Quick Revision — Key Points to Remember

  • Python created by Guido van Rossum in 1991; named after Monty Python's Flying Circus.
  • Features: high-level · interpreted · free · cross-platform · easy syntax · ASCII+UNICODE.
  • Editors: IDLE · PyCharm · Anaconda · Spyder · Jupyter Notebook · Google Colab.
  • 5 tokens: Keywords · Identifiers · Literals · Operators · Punctuators (+ comments with #).
  • 7 operator types: Arithmetic · Relational · Assignment · Logical · Bitwise · Identity · Membership.
  • 9 data types: int · bool · float · complex · string · list · tuple · set · dictionary.
  • Mutable: list / set / dictionary. Immutable: string / tuple.
  • input() always returns string → type-cast with int() / float() / str() / bool().
  • Python uses indentation (4 spaces) to define code blocks.
  • Selection: if / elif / else.
  • Loops: for (known count, uses range()) · while (condition-based).

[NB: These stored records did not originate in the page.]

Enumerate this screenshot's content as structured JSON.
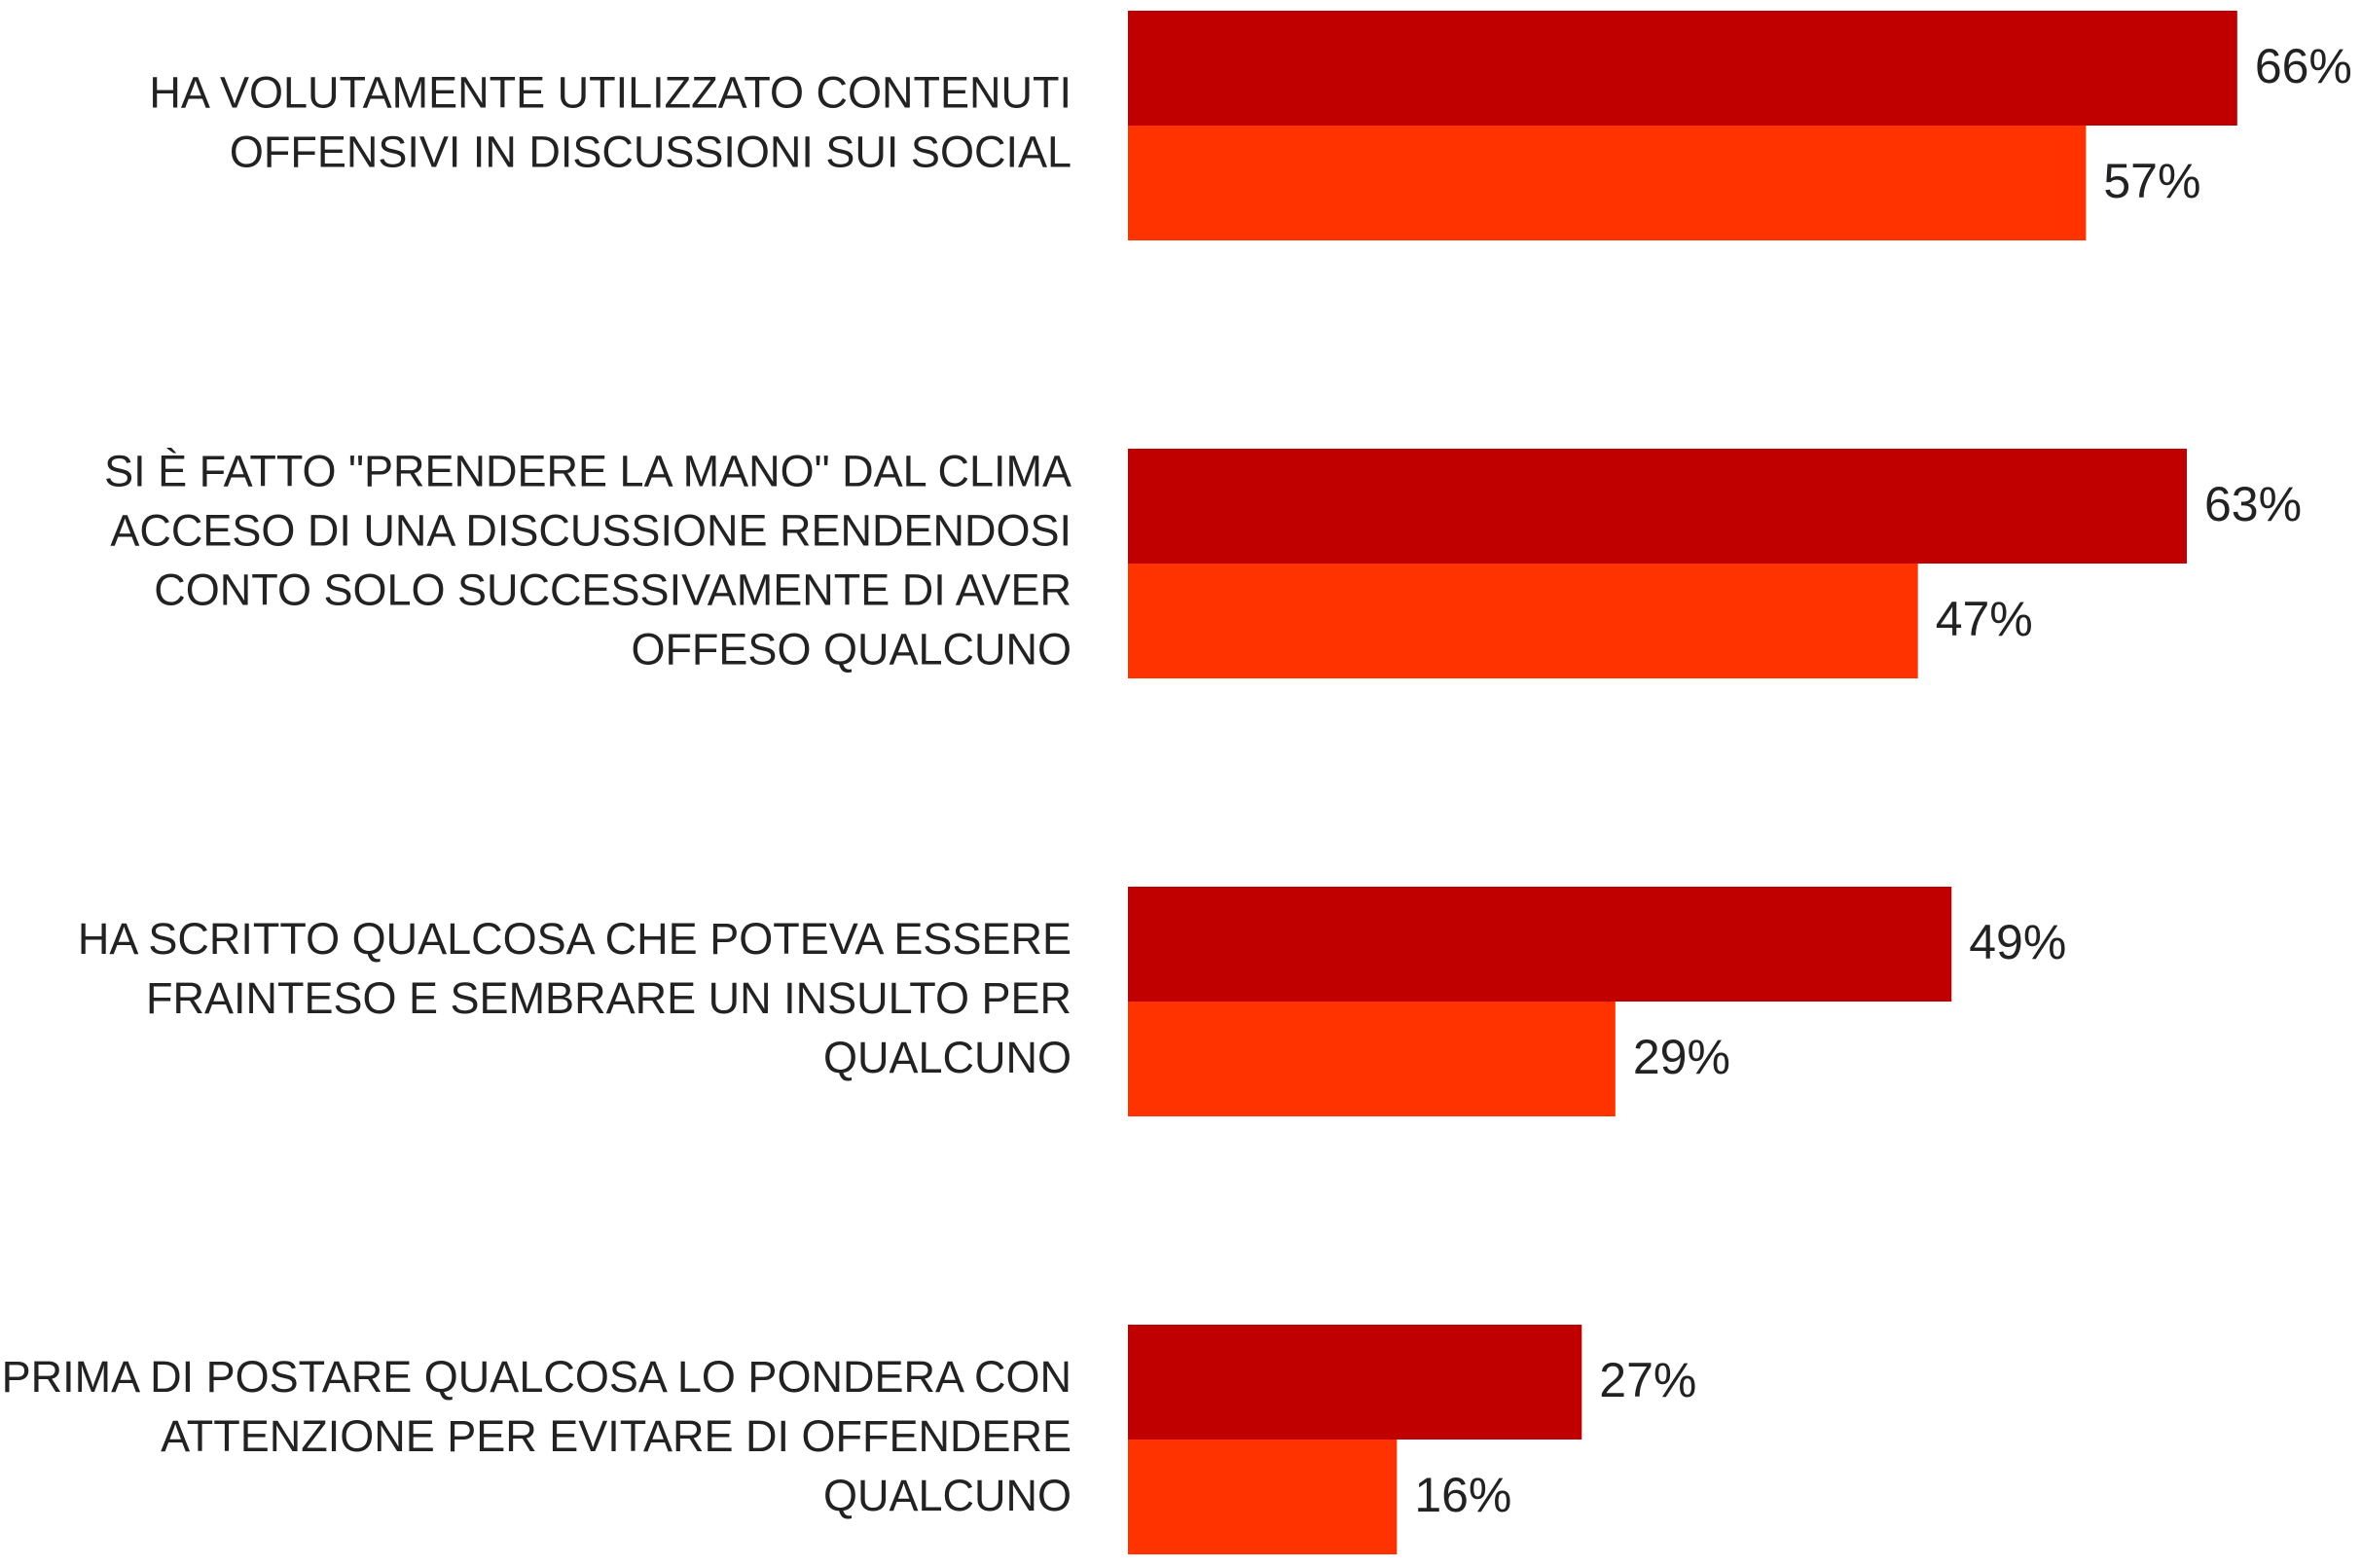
{
  "chart_data": {
    "type": "hbar",
    "categories": [
      [
        "HA VOLUTAMENTE UTILIZZATO CONTENUTI",
        "OFFENSIVI IN DISCUSSIONI SUI SOCIAL"
      ],
      [
        "SI È FATTO \"PRENDERE LA MANO\" DAL CLIMA",
        "ACCESO DI UNA DISCUSSIONE RENDENDOSI",
        "CONTO SOLO SUCCESSIVAMENTE DI AVER",
        "OFFESO QUALCUNO"
      ],
      [
        "HA SCRITTO QUALCOSA CHE POTEVA ESSERE",
        "FRAINTESO E SEMBRARE UN INSULTO PER",
        "QUALCUNO"
      ],
      [
        "PRIMA DI POSTARE QUALCOSA LO PONDERA CON",
        "ATTENZIONE PER EVITARE DI OFFENDERE",
        "QUALCUNO"
      ]
    ],
    "series": [
      {
        "color": "#c00000",
        "values": [
          66,
          63,
          49,
          27
        ],
        "value_labels": [
          "66%",
          "63%",
          "49%",
          "27%"
        ]
      },
      {
        "color": "#ff3300",
        "values": [
          57,
          47,
          29,
          16
        ],
        "value_labels": [
          "57%",
          "47%",
          "29%",
          "16%"
        ]
      }
    ]
  }
}
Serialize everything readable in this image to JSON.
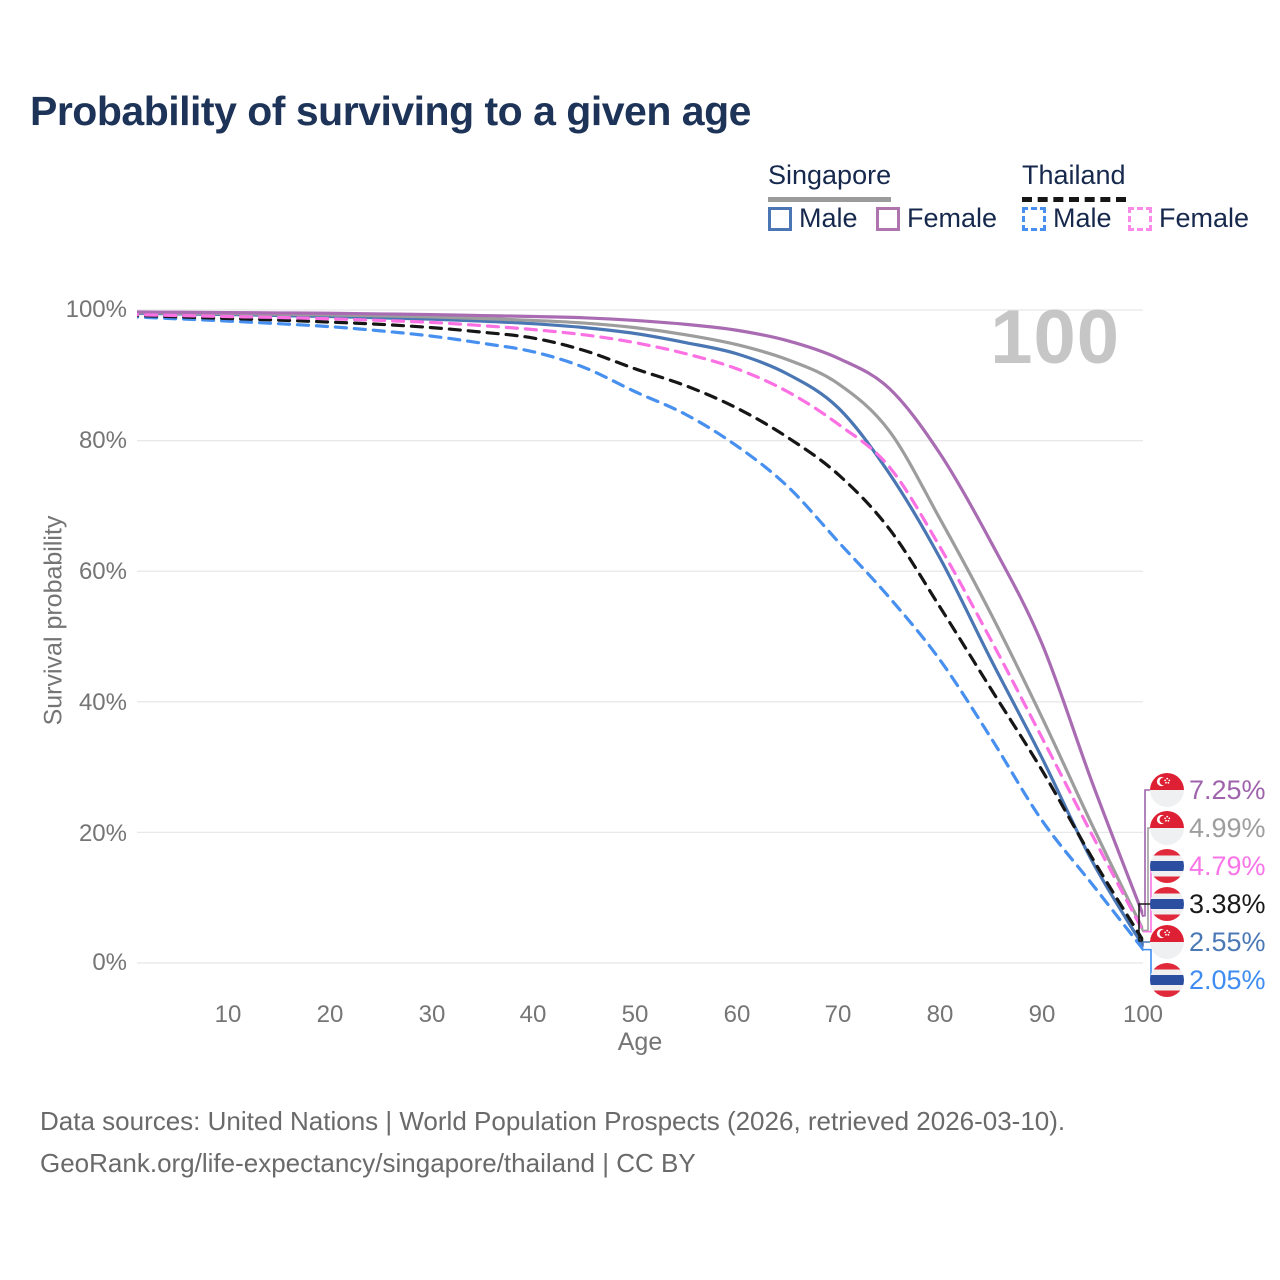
{
  "title": "Probability of surviving to a given age",
  "watermark": "100",
  "legend": {
    "singapore": {
      "label": "Singapore",
      "male": "Male",
      "female": "Female"
    },
    "thailand": {
      "label": "Thailand",
      "male": "Male",
      "female": "Female"
    }
  },
  "axes": {
    "x": {
      "label": "Age",
      "ticks": [
        "10",
        "20",
        "30",
        "40",
        "50",
        "60",
        "70",
        "80",
        "90",
        "100"
      ]
    },
    "y": {
      "label": "Survival probability",
      "ticks": [
        "100%",
        "80%",
        "60%",
        "40%",
        "20%",
        "0%"
      ]
    }
  },
  "end_labels": {
    "items": [
      {
        "value": "7.25%",
        "flag": "singapore",
        "color": "#9f63ac",
        "series": "Singapore Female"
      },
      {
        "value": "4.99%",
        "flag": "singapore",
        "color": "#9e9e9e",
        "series": "Singapore Both sexes"
      },
      {
        "value": "4.79%",
        "flag": "thailand",
        "color": "#f875e8",
        "series": "Thailand Female"
      },
      {
        "value": "3.38%",
        "flag": "thailand",
        "color": "#1a1a1a",
        "series": "Thailand Both sexes"
      },
      {
        "value": "2.55%",
        "flag": "singapore",
        "color": "#4b79b5",
        "series": "Singapore Male"
      },
      {
        "value": "2.05%",
        "flag": "thailand",
        "color": "#3f8df2",
        "series": "Thailand Male"
      }
    ]
  },
  "footer": {
    "line1": "Data sources: United Nations | World Population Prospects (2026, retrieved 2026-03-10).",
    "line2": "GeoRank.org/life-expectancy/singapore/thailand | CC BY"
  },
  "colors": {
    "title_text": "#1d3357",
    "legend_text": "#16294d",
    "tick_text": "#757575",
    "gridline": "#e8e8e8",
    "watermark": "#c6c6c6",
    "singapore_underline": "#9b9b9b",
    "thailand_underline": "#161616"
  },
  "chart_data": {
    "type": "line",
    "title": "Probability of surviving to a given age",
    "xlabel": "Age",
    "ylabel": "Survival probability",
    "xlim": [
      0,
      100
    ],
    "ylim": [
      0,
      100
    ],
    "grid": true,
    "legend_position": "top-right",
    "x": [
      0,
      5,
      10,
      15,
      20,
      25,
      30,
      35,
      40,
      45,
      50,
      55,
      60,
      65,
      70,
      75,
      80,
      85,
      90,
      95,
      100
    ],
    "series": [
      {
        "name": "Singapore Male",
        "country": "Singapore",
        "sex": "Male",
        "color": "#4a77b4",
        "dash": "solid",
        "end_label": "2.55%",
        "values": [
          99.5,
          99.4,
          99.3,
          99.15,
          99.0,
          98.8,
          98.6,
          98.3,
          97.9,
          97.3,
          96.4,
          95.0,
          93.3,
          90.2,
          85.0,
          75.0,
          62.0,
          46.5,
          31.5,
          15.5,
          2.55
        ]
      },
      {
        "name": "Singapore Both sexes",
        "country": "Singapore",
        "sex": "Both",
        "color": "#9d9d9d",
        "dash": "solid",
        "end_label": "4.99%",
        "values": [
          99.6,
          99.5,
          99.45,
          99.35,
          99.25,
          99.1,
          98.95,
          98.7,
          98.4,
          98.0,
          97.3,
          96.2,
          94.7,
          92.4,
          88.7,
          81.5,
          68.0,
          53.5,
          37.7,
          21.0,
          4.99
        ]
      },
      {
        "name": "Singapore Female",
        "country": "Singapore",
        "sex": "Female",
        "color": "#a96cb3",
        "dash": "solid",
        "end_label": "7.25%",
        "values": [
          99.7,
          99.65,
          99.6,
          99.55,
          99.5,
          99.4,
          99.3,
          99.15,
          99.0,
          98.8,
          98.4,
          97.8,
          96.9,
          95.3,
          92.6,
          88.0,
          78.0,
          64.5,
          49.0,
          27.5,
          7.25
        ]
      },
      {
        "name": "Thailand Male",
        "country": "Thailand",
        "sex": "Male",
        "color": "#4790f0",
        "dash": "dashed",
        "end_label": "2.05%",
        "values": [
          99.0,
          98.65,
          98.3,
          97.9,
          97.45,
          96.8,
          96.0,
          94.9,
          93.6,
          91.2,
          87.5,
          84.0,
          79.2,
          73.0,
          64.5,
          56.0,
          46.4,
          34.5,
          21.9,
          12.0,
          2.05
        ]
      },
      {
        "name": "Thailand Both sexes",
        "country": "Thailand",
        "sex": "Both",
        "color": "#161616",
        "dash": "dashed",
        "end_label": "3.38%",
        "values": [
          99.2,
          98.95,
          98.7,
          98.45,
          98.15,
          97.8,
          97.3,
          96.6,
          95.7,
          93.8,
          91.0,
          88.4,
          85.0,
          80.5,
          74.8,
          66.5,
          54.5,
          42.0,
          29.6,
          16.0,
          3.38
        ]
      },
      {
        "name": "Thailand Female",
        "country": "Thailand",
        "sex": "Female",
        "color": "#fb71e3",
        "dash": "dashed",
        "end_label": "4.79%",
        "values": [
          99.3,
          99.15,
          99.0,
          98.85,
          98.65,
          98.4,
          98.1,
          97.6,
          97.0,
          96.2,
          95.0,
          93.3,
          91.0,
          87.5,
          82.5,
          76.0,
          63.7,
          49.5,
          34.6,
          19.5,
          4.79
        ]
      }
    ]
  }
}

  • CSV = Comma-Separated Values; module is csv; methods: writerow, reader.
  • NumPy = Numerical Python. Core: ndarray. Install: pip install numpy.
  • Pandas = Panel Data / Python Data Analysis. Core structures: Series (1-D) and DataFrame (2-D). Install: pip install pandas.
  • DataFrame operations: add/drop rows & columns · loc[] (label) vs iloc[] (position) · isnull() · dropna() · fillna().
  • DataFrame attributes: index · columns · dtypes · values · shape · head() · tail().
  • Pandas & CSV: pd.read_csv() to import · df.to_csv() to export.
  • Scikit-learn = most popular ML library. Install: pip install scikit-learn.
  • ML pipeline: Load → Split (train_test_split, 80:20) → Train (fit) → Predict (predict) → Evaluate (accuracy_score).
  • Iris dataset: 150 flowers, 3 species (setosa/versicolor/virginica), 4 features (sepal & petal length/width).
  • KNN (K-Nearest Neighbours): supervised classification algorithm. n_neighbors=3 → uses 3 closest points to decide.
  • Certification: IBM SkillsBuild — Python for Data Science.